Bouleversant, dans le sens où l'on attend un dénouement heureux pour cette famille qui n'a connu que des heures sombres, et un peuple qui n'a pas encore trouvé son salut.

Fatimata, femme battante, pleine d'énergie, est amoureuse de son terroir. Elle croit aux valeurs inculquées par ses parents qui font qu'elle n'abandonnera pas le long combat. Le chemin est périlleux mais les lumières jaillissent au bout de la route, justice, équité et un lendemain meilleur qui sortira du passé de nos valeurs ancestrales avec comme principes premiers : l'amour, le pardon, le partage, la générosité et surtout l'humilité !

Captivant oui, à travers, le personnage de Diafra.
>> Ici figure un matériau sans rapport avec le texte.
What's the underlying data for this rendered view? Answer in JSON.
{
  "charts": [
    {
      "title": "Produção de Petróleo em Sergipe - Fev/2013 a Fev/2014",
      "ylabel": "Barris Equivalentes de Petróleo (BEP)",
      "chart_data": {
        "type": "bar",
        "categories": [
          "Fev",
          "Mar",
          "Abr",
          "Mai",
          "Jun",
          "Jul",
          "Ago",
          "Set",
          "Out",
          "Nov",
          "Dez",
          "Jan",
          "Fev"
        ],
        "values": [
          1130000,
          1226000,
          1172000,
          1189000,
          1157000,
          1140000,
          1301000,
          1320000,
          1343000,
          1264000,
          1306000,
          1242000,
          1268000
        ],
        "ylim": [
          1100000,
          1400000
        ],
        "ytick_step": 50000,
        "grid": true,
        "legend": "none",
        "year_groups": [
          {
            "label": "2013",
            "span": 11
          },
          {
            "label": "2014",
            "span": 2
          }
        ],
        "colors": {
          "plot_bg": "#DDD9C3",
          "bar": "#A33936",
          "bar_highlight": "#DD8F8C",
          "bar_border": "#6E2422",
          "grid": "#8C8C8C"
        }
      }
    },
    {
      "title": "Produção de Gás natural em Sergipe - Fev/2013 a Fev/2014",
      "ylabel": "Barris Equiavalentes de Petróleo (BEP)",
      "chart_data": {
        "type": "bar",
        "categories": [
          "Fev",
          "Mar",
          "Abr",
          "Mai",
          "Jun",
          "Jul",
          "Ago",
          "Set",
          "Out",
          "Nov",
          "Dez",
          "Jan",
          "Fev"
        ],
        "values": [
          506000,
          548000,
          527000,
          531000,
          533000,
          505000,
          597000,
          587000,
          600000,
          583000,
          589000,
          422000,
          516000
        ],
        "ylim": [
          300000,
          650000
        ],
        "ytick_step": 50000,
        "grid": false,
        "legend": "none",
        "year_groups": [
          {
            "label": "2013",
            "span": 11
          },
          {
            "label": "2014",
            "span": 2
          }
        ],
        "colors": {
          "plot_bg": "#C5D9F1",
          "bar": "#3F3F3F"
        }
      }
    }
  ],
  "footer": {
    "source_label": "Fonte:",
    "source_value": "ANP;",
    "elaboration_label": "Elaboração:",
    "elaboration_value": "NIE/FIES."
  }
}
L'auteur montre qu'il ne faut jamais juger l'être humain à travers son port vestimentaire (« l'habit ne fait pas le moine" dit-on souvent). Diafra, le fou de yenn, n'est pourtant pas un fou (quelqu’un qui a perdu la raison). Au contraire, il a un impact positif sur Fatimata car il lui transmet des valeurs, ce qui permet sa survie. Contant son parcours à la jeune fille, il déclame sa passion qu'il n'oublie pas et dans ces passages, l'auteur nous montre qu’être passionné de quelque chose sans pouvoir partager est SANS intérêt !

De manière plus sage, l'homme du fleuve n'est rien d'autre qu'un homme libre, en parfaite harmonie avec la nature qui pour lui, est Refuge des cruautés de la vie, qui pour d'autres est simplement Folie ! Est-il seulement un homme incompris, qui a fini par prendre comme bonne compagnie la Solitude ?

En tout cas, il apprend à Fatimata une chose essentielle de la vie : la survie ! En d'autres termes, la mort de Gaandal doit rappeler à Fatimata qu'il est urgent de vivre ! Vivre afin de ne jamais mourir orphelin car une sagesse africaine dit que mourir sans rien laisser comme impact social et positif, c'est être orphelin.

De cette rencontre, elle apprend, à partir de son vécu et de sa curiosité prématurée de la vie, une autre façon de voir les choses et de prendre son destin en main. Elle ne reverra pas Diafra mais ne l'oubliera jamais.

Aux dernières pages, l'auteur revient avec brio sur des faits historiques et politiques que le peuple sénégalais a vécus. Amadou Elimane Kane, mêlant fiction et réalité tout comme prose et poésie s’entremêlent tout au long du roman, dessine de manière fictive une réalité que nous connaissons bien. À l'image de Wojeree et Bodiel, principaux acteurs  d'un scénario montrant comment le peuple sénégalais a choisi l'épidémie qui va le décimer, une valse hésitation entre la peste et le cholera au soir des élections favorisant Bodiel.

Le seul salut du peuple est de dire à Wojeree : finalement, le pouvoir est une prérogative du peuple !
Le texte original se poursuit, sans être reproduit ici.